The problem with Wagner’s orchestral works, is that, outside the overtures (which are designed as stand alone pieces), everything really does tend to become a ‘bleeding chunk’. The two overtures of the second half (Tannhäuser and Meistersinger) were given good solid concert-hall performances, the orchestra once again demonstrating their ability to move from the mellowest string tones and quietest wind chorus (as at the opening of Tannhäuser) via the playful not-quite-giving-it-away iterations of the prize song in Meistersinger to the grand (albeit not raucous enough to suggest anything but saintliness) trombone chorus of the Pilgrims’ hymn.
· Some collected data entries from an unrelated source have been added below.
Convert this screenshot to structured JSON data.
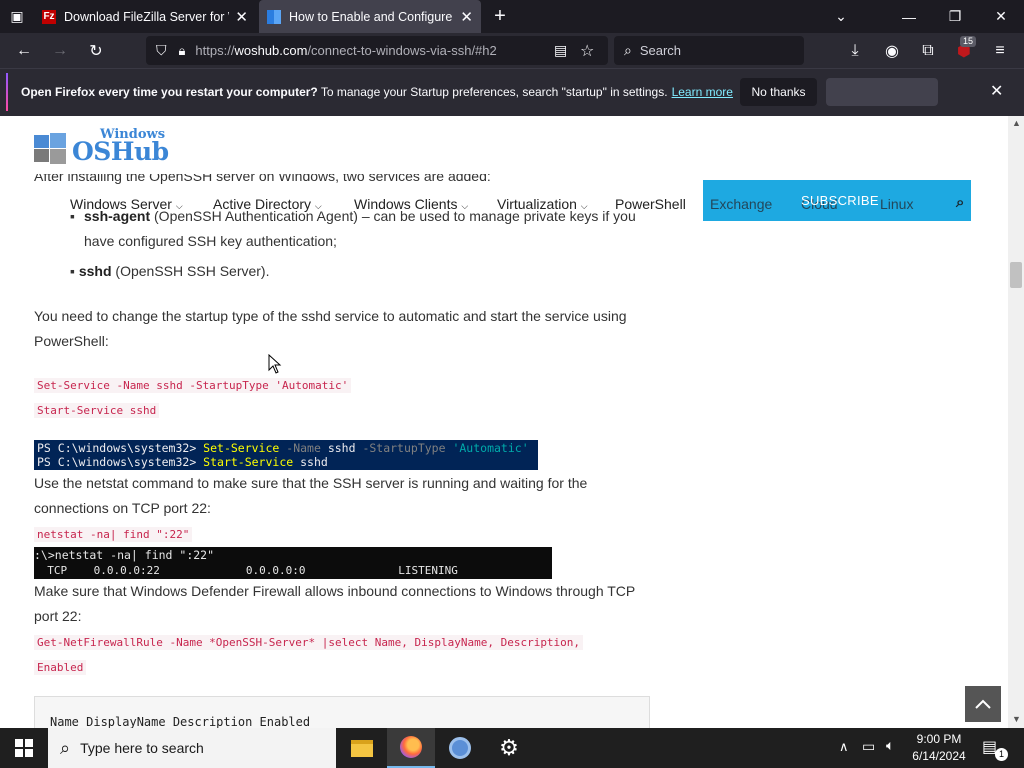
{
  "browser": {
    "tabs": [
      {
        "title": "Download FileZilla Server for Wi",
        "active": false
      },
      {
        "title": "How to Enable and Configure SS",
        "active": true
      }
    ],
    "url_prefix": "https://",
    "url_host": "woshub.com",
    "url_path": "/connect-to-windows-via-ssh/#h2",
    "search_placeholder": "Search",
    "extension_badge": "15"
  },
  "notification": {
    "bold_text": "Open Firefox every time you restart your computer?",
    "text": " To manage your Startup preferences, search \"startup\" in settings.",
    "link": "Learn more",
    "button": "No thanks"
  },
  "site": {
    "logo_line1": "Windows",
    "logo_line2": "OSHub",
    "nav": [
      "Windows Server",
      "Active Directory",
      "Windows Clients",
      "Virtualization",
      "PowerShell",
      "Exchange",
      "Cloud",
      "Linux"
    ],
    "subscribe": "SUBSCRIBE"
  },
  "article": {
    "intro": "After installing the OpenSSH server on Windows, two services are added:",
    "b1_bold": "ssh-agent",
    "b1_text": " (OpenSSH Authentication Agent) – can be used to manage private keys if you",
    "b1_text2": "have configured SSH key authentication;",
    "b2_bold": "sshd",
    "b2_text": " (OpenSSH SSH Server).",
    "p1_l1": "You need to change the startup type of the sshd service to automatic and start the service using",
    "p1_l2": "PowerShell:",
    "code1": "Set-Service -Name sshd -StartupType 'Automatic'",
    "code2": "Start-Service sshd",
    "ps_prompt": "PS C:\\windows\\system32> ",
    "ps_cmd1": "Set-Service",
    "ps_param1": " -Name",
    "ps_arg1": " sshd",
    "ps_param2": " -StartupType",
    "ps_arg2": " 'Automatic'",
    "ps_cmd2": "Start-Service",
    "ps_arg3": " sshd",
    "p2_l1": "Use the netstat command to make sure that the SSH server is running and waiting for the",
    "p2_l2": "connections on TCP port 22:",
    "code3": "netstat -na| find \":22\"",
    "cmd_line1": ":\\>netstat -na| find \":22\"",
    "cmd_line2": "  TCP    0.0.0.0:22             0.0.0.0:0              LISTENING",
    "p3_l1": "Make sure that Windows Defender Firewall allows inbound connections to Windows through TCP",
    "p3_l2": "port 22:",
    "code4a": "Get-NetFirewallRule -Name *OpenSSH-Server* |select Name, DisplayName, Description,",
    "code4b": "Enabled",
    "table_header": "Name DisplayName Description Enabled"
  },
  "taskbar": {
    "search_placeholder": "Type here to search",
    "time": "9:00 PM",
    "date": "6/14/2024",
    "notif_count": "1"
  }
}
The extracts from Götterdämmerung were made less satisfying by the lack of opera around them. Dawn/Siegfried’s Rhine Journey absolutely needs that passionate duet, and the subsequent orchestral complexity that comes when Siegfried meets the Gibichungs. The orchestra remained brilliantly controlled (and here, at last, were the raucous trombones giving us Siegfried’s ‘Hero’ leitmotiv – surely the tune David Cameron was trying, inexpertly, to hum on his departure), and it was a joy to hear the music performed outside of the pit, but both the Rhine journey and the Funeral March have endings that provide no proper dénouement without the following drama. The encore – the introduction of Act III of Meistersinger – was lovely, and again, beautifully rendered, but managed to end the evening less triumphantly than it deserved.